P.S. We don’t go around saying “shaka.”
Gee Why
October 6, 2015 @ 3:55 pm
Good point. Mainly was for those coming to Hawaii to understand some (of the many) terms our local culture provides. Ha, true, we give the shaka, not say it, but at least, visitors know the name of that gesture.
Brian McMurty
August 19, 2016 @ 4:08 am
There is no culture in Hawaii. It’s a prime welfare state. Most locals are lazy and very racist. The people and the culture sucks! There is a huge difference between laid back and just LAZY! I lived there for 4 years as a teenager. I was involved in more than 30 altercations with local cowards. Samoans, filipino – the people are pathetic LOSERS!
Kalani Dapitan
August 20, 2016 @ 9:46 am
I see you have then, earned the right to be called a haole. With such a hate for people you were obviously taught to fear, look down on, and think so little of…. no wonder you are the way you are.

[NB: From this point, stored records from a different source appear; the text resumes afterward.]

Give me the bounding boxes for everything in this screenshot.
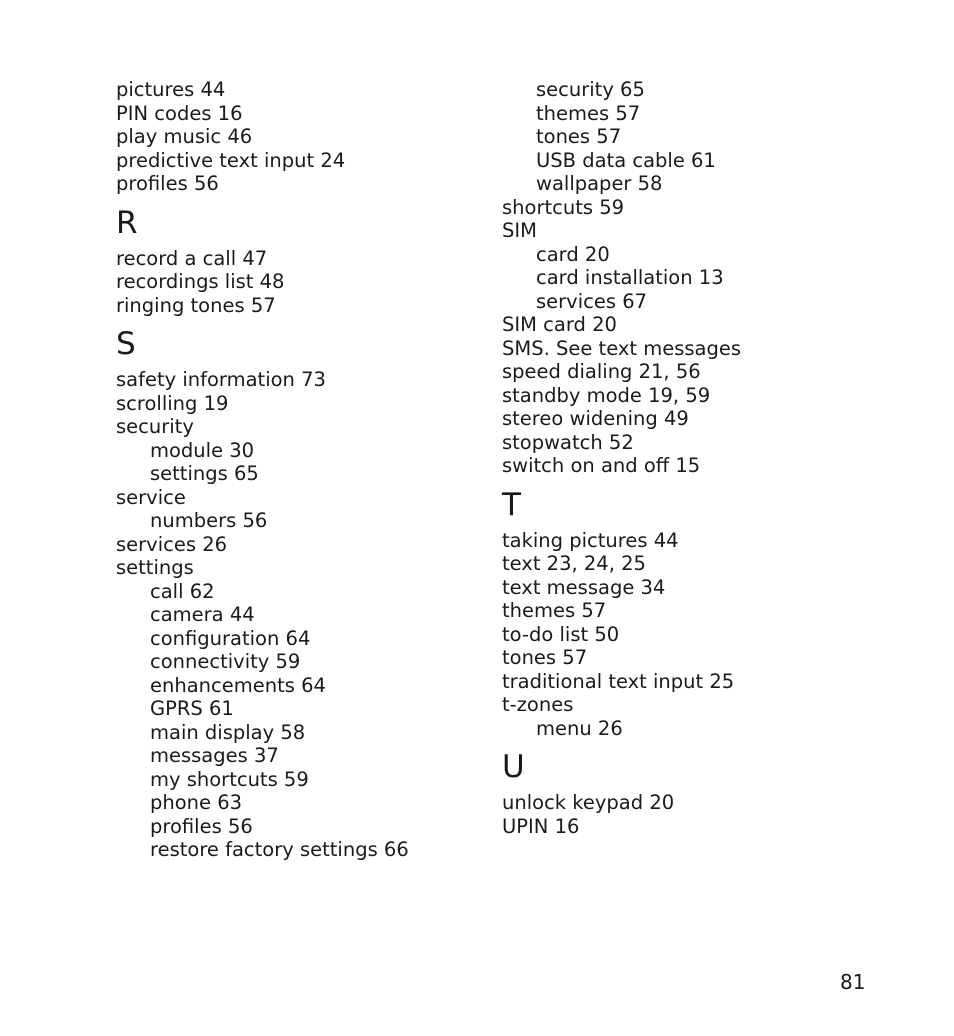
index-entry: record a call 47 <box>116 246 268 270</box>
index-subentry: USB data cable 61 <box>536 148 716 172</box>
index-entry: speed dialing 21, 56 <box>502 360 701 383</box>
index-entry: stereo widening 49 <box>502 407 689 430</box>
index-entry: settings <box>116 556 194 579</box>
index-entry: SIM <box>502 219 537 242</box>
index-entry: standby mode 19, 59 <box>502 383 711 407</box>
index-subentry: messages 37 <box>150 744 279 767</box>
index-entry: ringing tones 57 <box>116 293 276 317</box>
index-subentry: my shortcuts 59 <box>150 767 309 791</box>
index-entry: SIM card 20 <box>502 313 617 336</box>
index-entry: profiles 56 <box>116 172 219 195</box>
index-subentry: module 30 <box>150 438 255 462</box>
index-entry: scrolling 19 <box>116 391 229 415</box>
index-subentry: wallpaper 58 <box>536 172 663 195</box>
index-subentry: themes 57 <box>536 101 641 125</box>
index-entry: UPIN 16 <box>502 814 580 838</box>
index-subentry: card installation 13 <box>536 266 724 289</box>
index-entry: stopwatch 52 <box>502 430 634 454</box>
index-entry: pictures 44 <box>116 78 226 101</box>
index-subentry: enhancements 64 <box>150 673 326 697</box>
index-subentry: numbers 56 <box>150 509 268 532</box>
index-entry: text 23, 24, 25 <box>502 552 646 575</box>
index-entry: switch on and off 15 <box>502 454 701 477</box>
index-subentry: tones 57 <box>536 125 622 148</box>
index-entry: safety information 73 <box>116 368 326 391</box>
index-section-letter: S <box>116 326 136 362</box>
index-subentry: phone 63 <box>150 791 243 814</box>
index-column-left <box>116 78 496 862</box>
index-entry: tones 57 <box>502 646 588 669</box>
index-subentry: menu 26 <box>536 716 623 740</box>
index-entry: recordings list 48 <box>116 270 285 293</box>
index-entry: traditional text input 25 <box>502 669 735 693</box>
index-entry: taking pictures 44 <box>502 528 679 552</box>
index-entry: SMS. See text messages <box>502 336 742 360</box>
index-section-letter: R <box>116 204 138 241</box>
index-subentry: configuration 64 <box>150 626 311 650</box>
index-section-letter: U <box>502 749 525 785</box>
index-subentry: services 67 <box>536 289 648 313</box>
index-entry: services 26 <box>116 532 228 556</box>
index-entry: unlock keypad 20 <box>502 791 675 814</box>
index-section-letter: T <box>502 486 521 523</box>
index-entry: text message 34 <box>502 575 666 599</box>
index-entry: security <box>116 415 194 438</box>
index-subentry: security 65 <box>536 78 645 101</box>
index-entry: t-zones <box>502 693 574 716</box>
index-subentry: restore factory settings 66 <box>150 838 409 861</box>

No culture here? The culture here is love and acceptance, it’s one of respect for others and of your self. To say all are the same is to show your closed mindedness toward you self and the only one your putting down is your self.
Hipolito123
October 6, 2015 @ 6:44 pm
I remember the hand signal meaning “hang loose” in the days of Bu La’Ia when I lived there.
Stafford Sanpei
October 30, 2015 @ 4:51 am
wat is da correct spelling fo “huki pau” or “hu’uki pau ” ?
red_slider
December 7, 2015 @ 6:52 pm
might this clear up the whole ‘haole’ thing> — ‘haole’ means whatever the expression on the face of the person using it says it means. Go by that and you no go wrong.
Jimmy Thomson
January 4, 2016 @ 1:32 pm
a question i have is what is ..am sure will spell wrong.. “kavicka”?
Gee Why
January 4, 2016 @ 2:33 pm
I think you mean Kawika. Essentially, that’s the name “David” in Hawaiian.
Brian McMurty
August 19, 2016 @ 4:01 am
Hawaii is probably the MOST racist state in the US! It has far too few reported hate crimes for its population because they explain them as road rage or something else. If white people knew how hated they were Hawaii would not be a tourist destination.
SMH@WORLD
March 8, 2017 @ 9:10 pm
hawaiians are lazy trash bags. only people worth anything here are tourists, military, and japanese.
vikingphysicist
April 17, 2017 @ 11:21 am
Haole means foreign. It is a misconception to spell that it is meant to be spent Ha’ole, which would mean without breath. Nowadays most people in Hawaii think it means white but I still know plenty of Hawaiians who differentiate between haole people with a mainland lifestyle and local white people.
Todd Wheeler
April 28, 2017 @ 1:31 am
haole means without a soul
john
May 23, 2017 @ 7:44 am
Born 1957 and rises on Ohau…. haole was never used in respect because the foreigner never gave us respect ,didn’t understand the real effect till i moved to Brazil where they call all foreigners including Hawaiians gringos. It has a bad effect on me but not on the other foreigners….. still the truth they have no respect i don’t care what south Americans say.